The tracking in alt-az mode is very precise and utterly sufficient for short
exposures like for planets, the moon and the sun, and for visual observing for any
length of time. However, long time exposures require operation in the equatorial
mode in order to prevent light trails due to the Earth's rotation. That is where
the heavy duty Pro Equatorial Wedge comes in handy. It easily mounts between the
tripod and the base of the standard alt-az dual fork mount. I have been amazed at
how long the telescope will track in both modes when a careful alignment is made.
A good quality
1.25" eyepiece and color filter set is included to provide very nice visual
observations of planets, nebulae, galaxies, and clusters. Eyepiece focal lengths
are 6 mm, 8 mm, 13 mm, 17 mm, 32 mm, and 40 mm. The
Pleiades just fit into the 40 mm field of view. It also has a 2x Barlow lens
NexImage reducer lens.
I also added a sky glow filter and
Baader solar filter made by Celestron to fit this telescope.

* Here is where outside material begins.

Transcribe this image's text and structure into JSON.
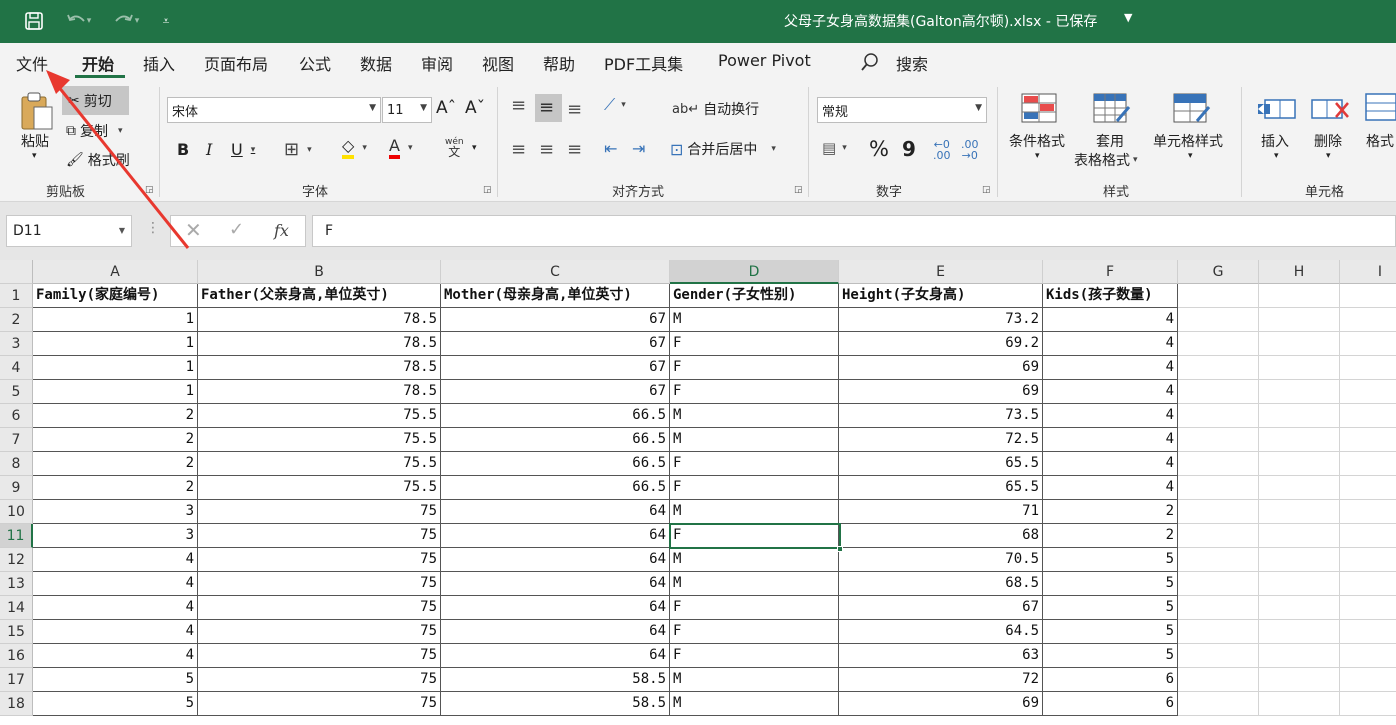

The Baader, in covering the entire input aperture, is the only safe method of solar
observing since it prevents the possibility of heat build-up inside the tube. Seeing
sunspots real-time is very cool. BTW, finding a Baader filter that fits the CPC 800
telescope is very difficult.
Celestron NextImage 5 video camera (5 Mpixels) records excellent video
files for use with stacking software like the free
RegiStax software. It is meant
only for photographing very bright objects. You cannot do nebulae or dim clusters
or galaxies. For that, you will will need a good DSLR camera (not included).
The factory-supplied focuser is very good, but I wanted super-fine focusing ability
so I installed a
Feathertouch SCT MicroFocuser. It is a very highly acclaimed focuser. A video
of the installation process is included here (the manufacturer uses my video on
Two other niceties are the tripod vibration dampers and the dew shield (not heated).
Prior to using the dampers, vibration from cars passing by on the road about 50
feet from my observing location was noticeable. Using the dampers completely eliminated
the annoyance. The dew shield eliminates the nuisance of condensation building up
on the corrector lens at the front of the telescope.
A 20 mm illuminated reticle eyepiece
is a big help in getting a good alignment since it allows you to get your reference
object precisely in the center of the field.
An AC/DC converter comes with the telescope, but I also bought the 12V Power
Tank battery supply in order to avoid interruptions from line voltage dropouts.
The CPC Deluxe 800 HD will run for many hours on a charge.
Also included with the telescope is a serial computer interface for controlling
the mount remotely with the included NexRemote software.
Finally, although I never had an occasion to use it, I bought a
Bahtinov Mask for aiding in obtaining a sharp focus with a camera.